“Zircotec’s patented technology for protecting composites offers a huge benefit, allowing the use of lightweight materials in places where they are exposed to significant heat. Our engineers are not experts in thermal management and having Zircotec’s technical support is helping to ensure we only use the coating where it is needed, saving weight where we can,” adds Parraman. “We have used the coating on the composite upper chassis hoop, offering lightweight resistance that lowers surface temperatures by 100°C.”
Digging yet deeper into the Zircotec parts bin has seen Bloodhound pick ZircoFlex®. The proven hybrid aluminium/ceramic heatshield, just 0.3mm thick, is being applied around any areas of the vehicle where heat is expected and needs to be resisted.
“With ZircoFlex® we can bend and mould it to shape, it’s lightweight and with self-adhesive backing, good for up to 500°C, we can use in lots of areas,” claims Parraman. “For example after a two minute run, the internal temp of the jet or rocket might be 3000°C but the externals are 200°C. We can manage that heat with ZircoFlex®, protecting wiring looms and composite panels.”
With ambient temperatures of 40°C expected in the South African desert, Zircotec is being relied upon to keep temperatures down during the critical time slot of one hour between the two runs.
“We’ve got 60 minutes to turn the car ‘around,” adds Parraman. “We want to prevent heat soak during this time.
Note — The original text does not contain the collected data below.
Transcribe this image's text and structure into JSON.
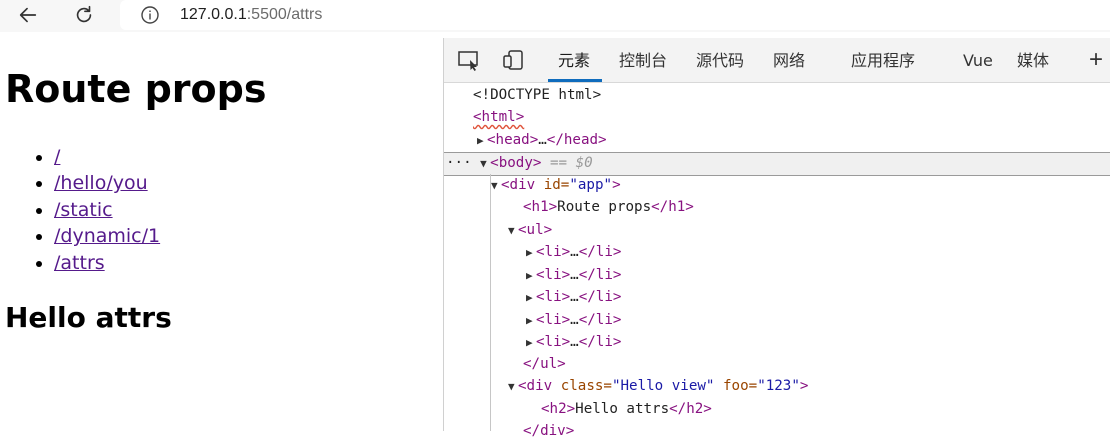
{
  "browser": {
    "url_host": "127.0.0.1",
    "url_rest": ":5500/attrs"
  },
  "page": {
    "title": "Route props",
    "links": [
      "/",
      "/hello/you",
      "/static",
      "/dynamic/1",
      "/attrs"
    ],
    "subtitle": "Hello attrs"
  },
  "devtools": {
    "tabs": [
      "元素",
      "控制台",
      "源代码",
      "网络",
      "应用程序",
      "Vue",
      "媒体"
    ],
    "active_tab": "元素",
    "dom": {
      "doctype": "<!DOCTYPE html>",
      "html_tag": "<html>",
      "head_open": "<head>",
      "ellipsis": "…",
      "head_close": "</head>",
      "body_tag": "<body>",
      "body_note": "== $0",
      "div_open": "<div ",
      "id_name": "id=",
      "id_value": "\"app\"",
      "gt": ">",
      "h1_open": "<h1>",
      "h1_text": "Route props",
      "h1_close": "</h1>",
      "ul_open": "<ul>",
      "li_open": "<li>",
      "li_close": "</li>",
      "ul_close": "</ul>",
      "class_name": "class=",
      "class_value": "\"Hello view\"",
      "foo_name": "foo=",
      "foo_value": "\"123\"",
      "h2_open": "<h2>",
      "h2_text": "Hello attrs",
      "h2_close": "</h2>",
      "div_close": "</div>",
      "dots": "···"
    }
  }
}
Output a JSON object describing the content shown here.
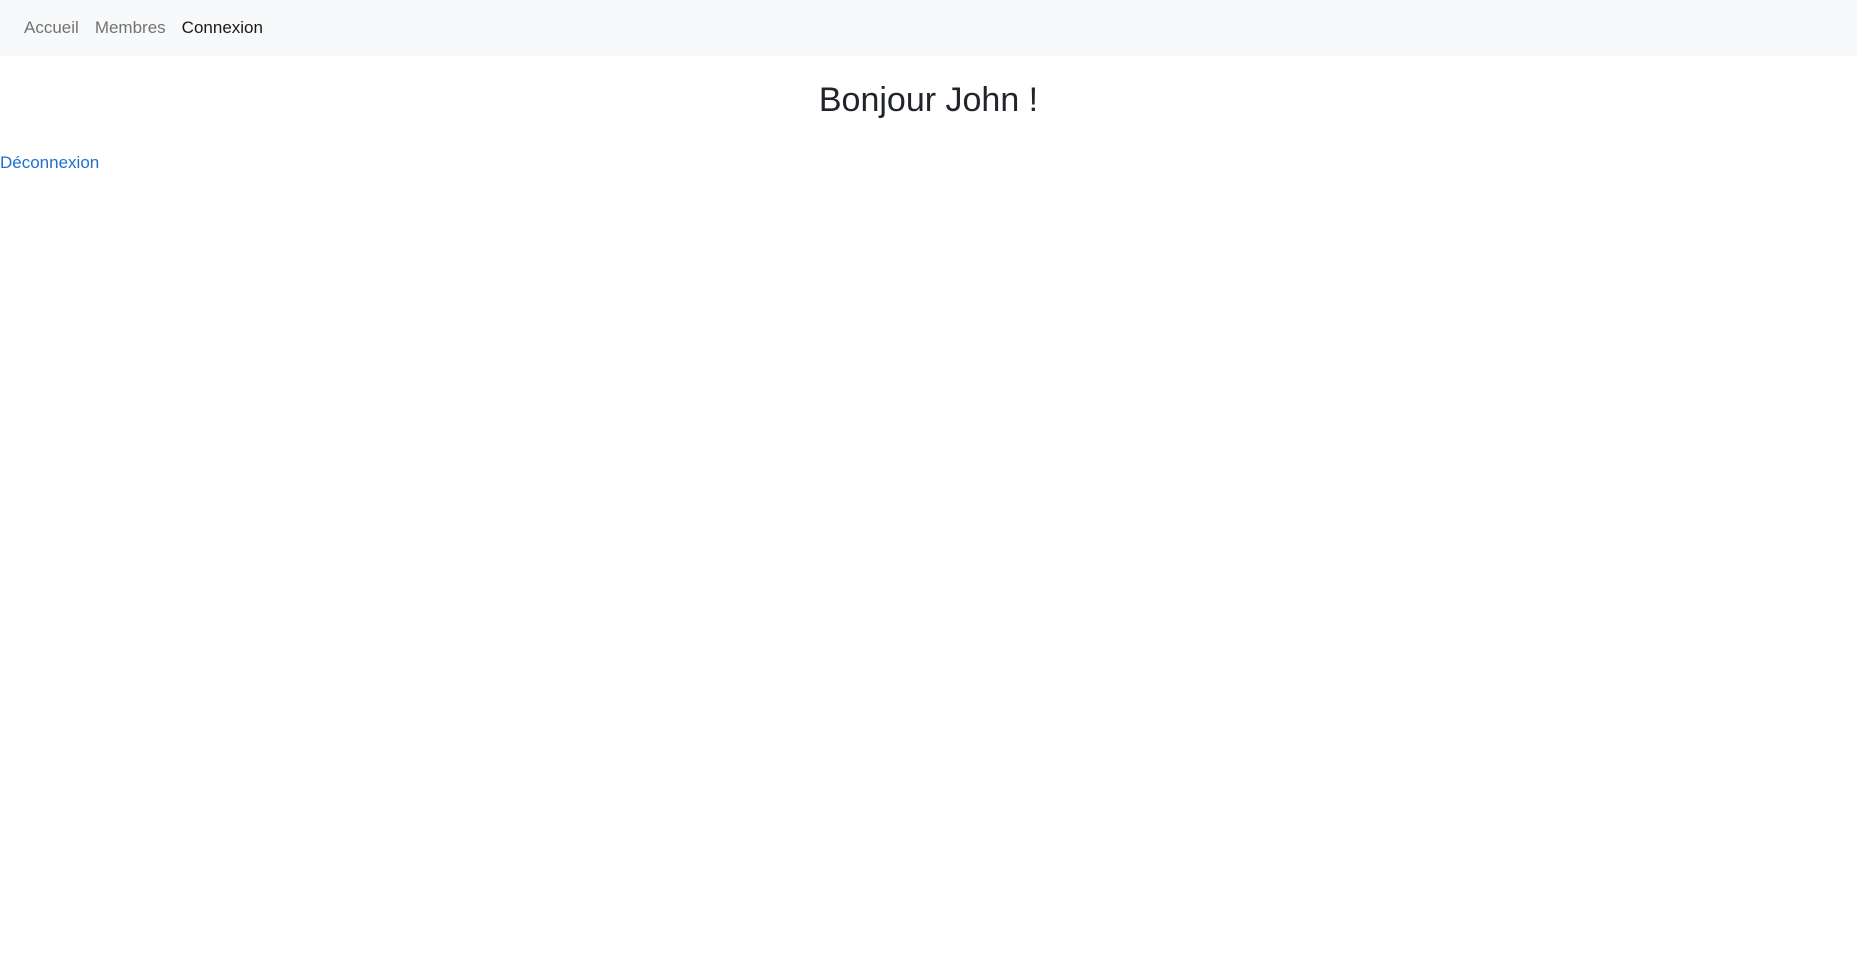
{
  "nav": {
    "items": [
      {
        "label": "Accueil",
        "active": false
      },
      {
        "label": "Membres",
        "active": false
      },
      {
        "label": "Connexion",
        "active": true
      }
    ]
  },
  "main": {
    "title": "Bonjour John !",
    "logout_label": "Déconnexion"
  },
  "colors": {
    "navbar_bg": "#f8f9fa",
    "link": "#1f6fcf",
    "text": "#212529"
  }
}
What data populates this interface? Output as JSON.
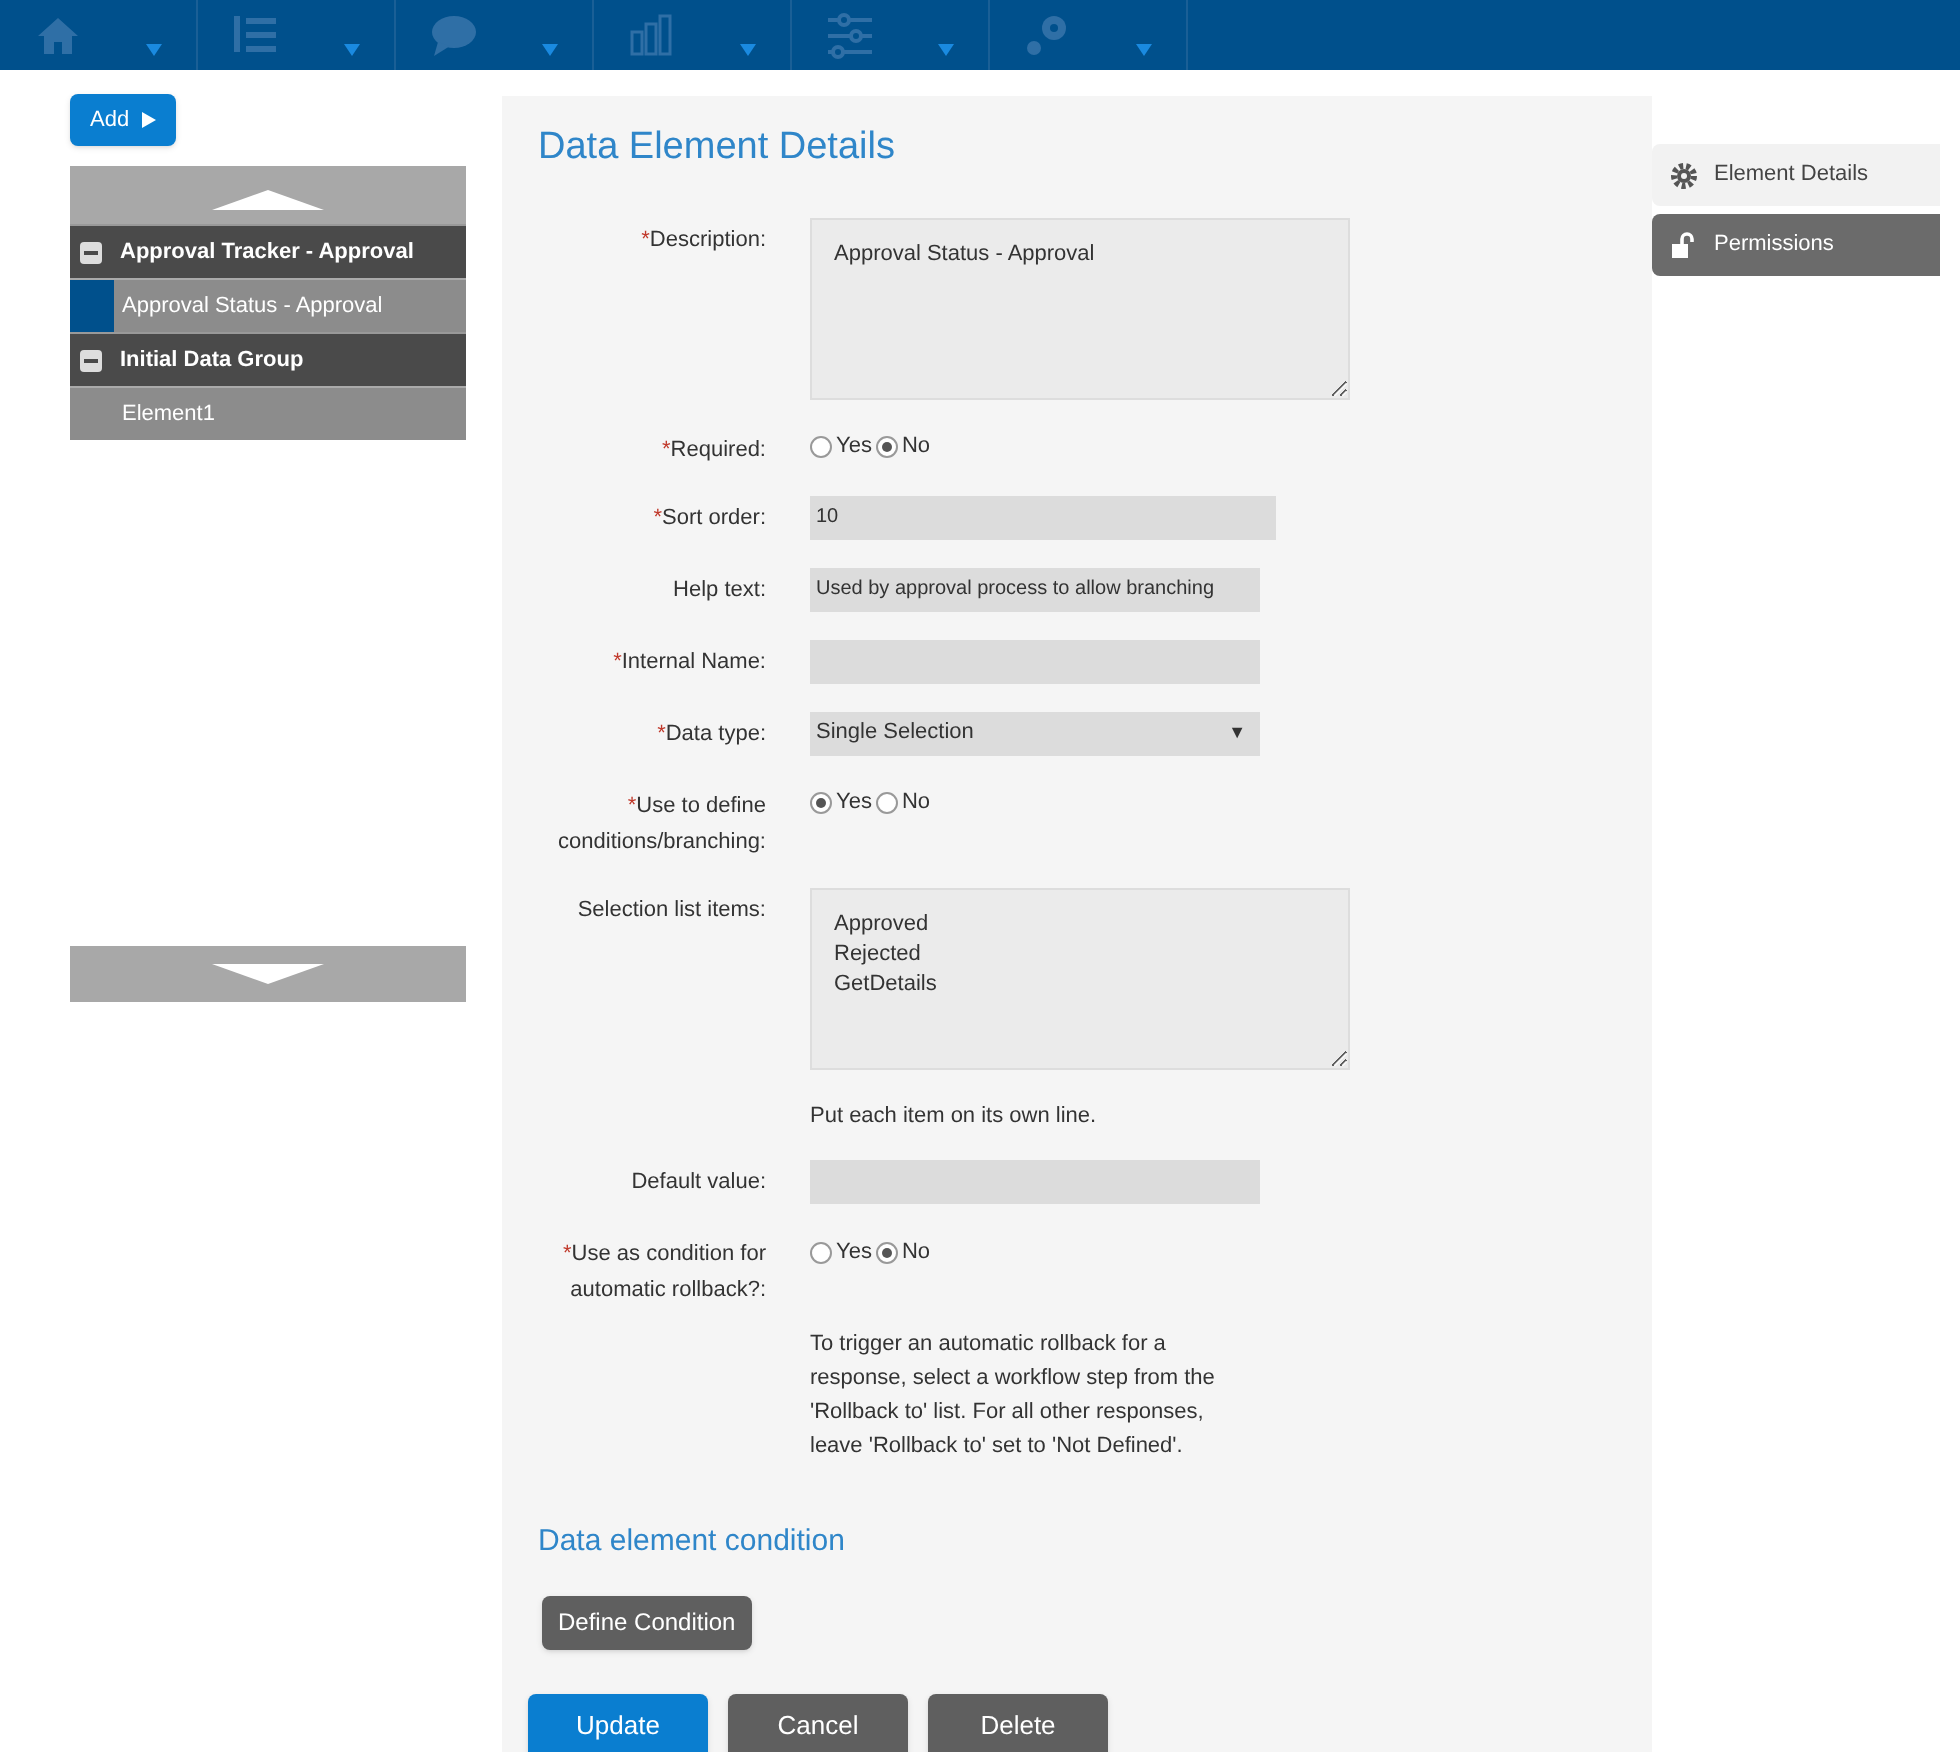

It will help us work faster without the risk of getting burnt and if we need to change the rocket, it should speed up changeover time.”
The team will trial the car in South Africa, providing a real test of the thermal protection.
“We plan to thermocouple the car and see where the heat issues are,” suggests Parraman. “It’s a one-off and we are pushing the boundaries so we don’t know all the answers. Once we do, we’ll be working with Zircotec to ensure that when we do get to Hakseen Pan in South Africa we are fully prepared to deal with the heat.”